Striving to take advantage of the School’s unique position as a crossroad in academic studies in Europe, Skepsi aims to honour the spirit of the School of European Culture and Languages. Our hope is to develop collective thinking processes in the context of academic research, and to become a forum for European postgraduate researchers and postdoctoral scholars.
Our title, Skepsi – which originally means “thought” in ancient Greek – symbolizes our will to explore new areas and new methods in the traditional fields of academic research in the Humanities and Social Sciences. Originality and creativity in the approach of thought and of texts are crucial for us: to enhance and to promote these aspects will be our contribution to the tremendous range of existing academic publications.

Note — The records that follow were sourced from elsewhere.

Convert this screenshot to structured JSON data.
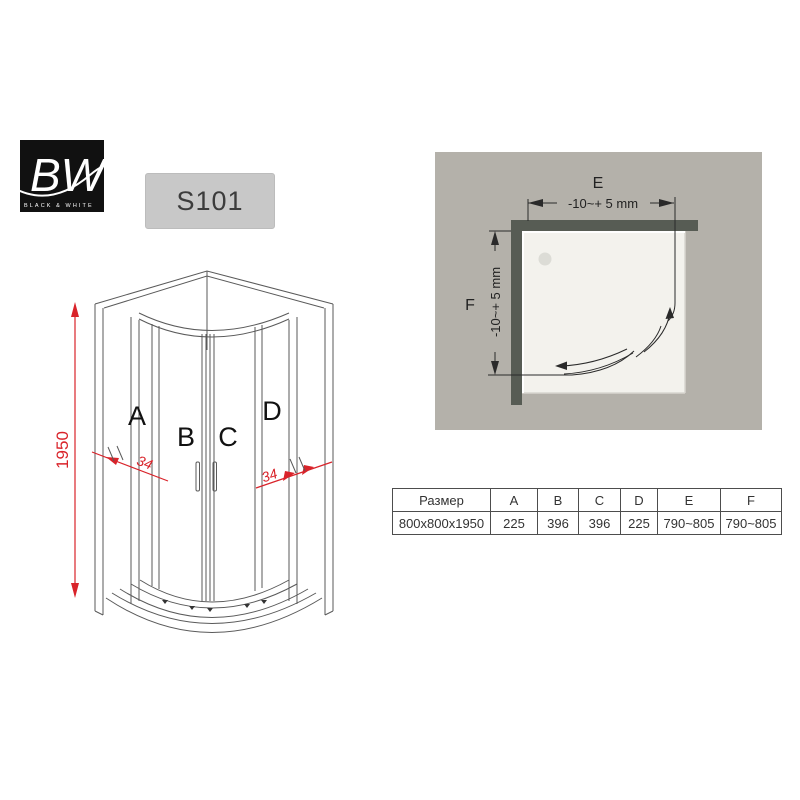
{
  "brand": {
    "initials": "BW",
    "name": "BLACK & WHITE"
  },
  "model": {
    "code": "S101"
  },
  "front_view": {
    "height_mm": "1950",
    "profile_width_left": "34",
    "profile_width_right": "34",
    "panel_labels": {
      "a": "A",
      "b": "B",
      "c": "C",
      "d": "D"
    }
  },
  "top_view": {
    "width_label": "E",
    "depth_label": "F",
    "width_tolerance": "-10~+ 5 mm",
    "depth_tolerance": "-10~+ 5 mm"
  },
  "spec_table": {
    "headers": [
      "Размер",
      "A",
      "B",
      "C",
      "D",
      "E",
      "F"
    ],
    "row": [
      "800x800x1950",
      "225",
      "396",
      "396",
      "225",
      "790~805",
      "790~805"
    ]
  },
  "colors": {
    "dimension_red": "#d9232a",
    "panel_gray": "#b4b1aa",
    "wall_gray": "#575c54",
    "tray_white": "#f3f2ed",
    "logo_black": "#111111",
    "model_box_gray": "#c8c8c8"
  }
}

Skepsi was founded in 2008 by research students. It was born from a common will to create a forum for researchers enabling them to share their ideas and to express their academic skills in a context of enthusiastic exchanges. Thus Skepsi aims at enhancing academic research with a dynamic and collective spirit.
Postgraduate students and early career researchers willing to participate in this adventure – as authors of articles and/or as peer reviewers – are very welcome and invited to contact us via email (see email contacts in sidebar).
The Skepsi Board (as at November 2018)
Harriet Clements, a retired solicitor, became involved with Skepsi in 2008, when she answered a call for proof readers for the first issue, and was invited onto the Skepsi Board just before the second issue in Spring 2009. For some years, Harriet has been in charge of copy editing, formatting and proof reading. Harriet enrolled as an undergraduate at the University of Kent after retirement, graduating with a first class honours degree in French and German in 2008 and, in 2011, an M.A. with distinction in Modern German and Comparative Literature, her dissertation being a discussion of the role of the fictive letter, as exemplified in the works of Hofmannsthal, Schnitzler and Altenberg, in the literature of the Wiener Moderne. She is still engaged in research, but not for academic purposes; for several decades she has been delving into the life and times of some of her ancestors and is currently preoccupied with those of her 3 x great-grandfather, Henry Bradshaw Fearon, a wine and spirit merchant in London in the 1820s and 1830s, whose place of business on Holborn Hill was one of the earliest so-called ‘gin palaces’.
Aina Martí graduated at the School of European Culture and Languages at the University of Kent. in November 2018 Her PhD thesis, Domestic Architecture and the Construction of Sexuality in France, Germany and England (1850-1900), explores the development of the concept of wandering, both diachronically, throughout the long 19th century, and synchronically, notably across German, English and French literature. Her focus thereby lies on the various literary representations of wandering and the shifting relation between form and content.
Muradiye Kiyak is a PhD candidate in Comparative Literature in the School of European Culture and Languages at the University of Kent. The title of her project is ‘Turkish-Latin American Literary Relations: Magical Realism, Politics, and Solidarity.’ Her project focuses on the Turkish-Latin American cultural relations, covering issues related to politics, social inequality, literary techniques (the fantastic, magical realism), and feminist concerns.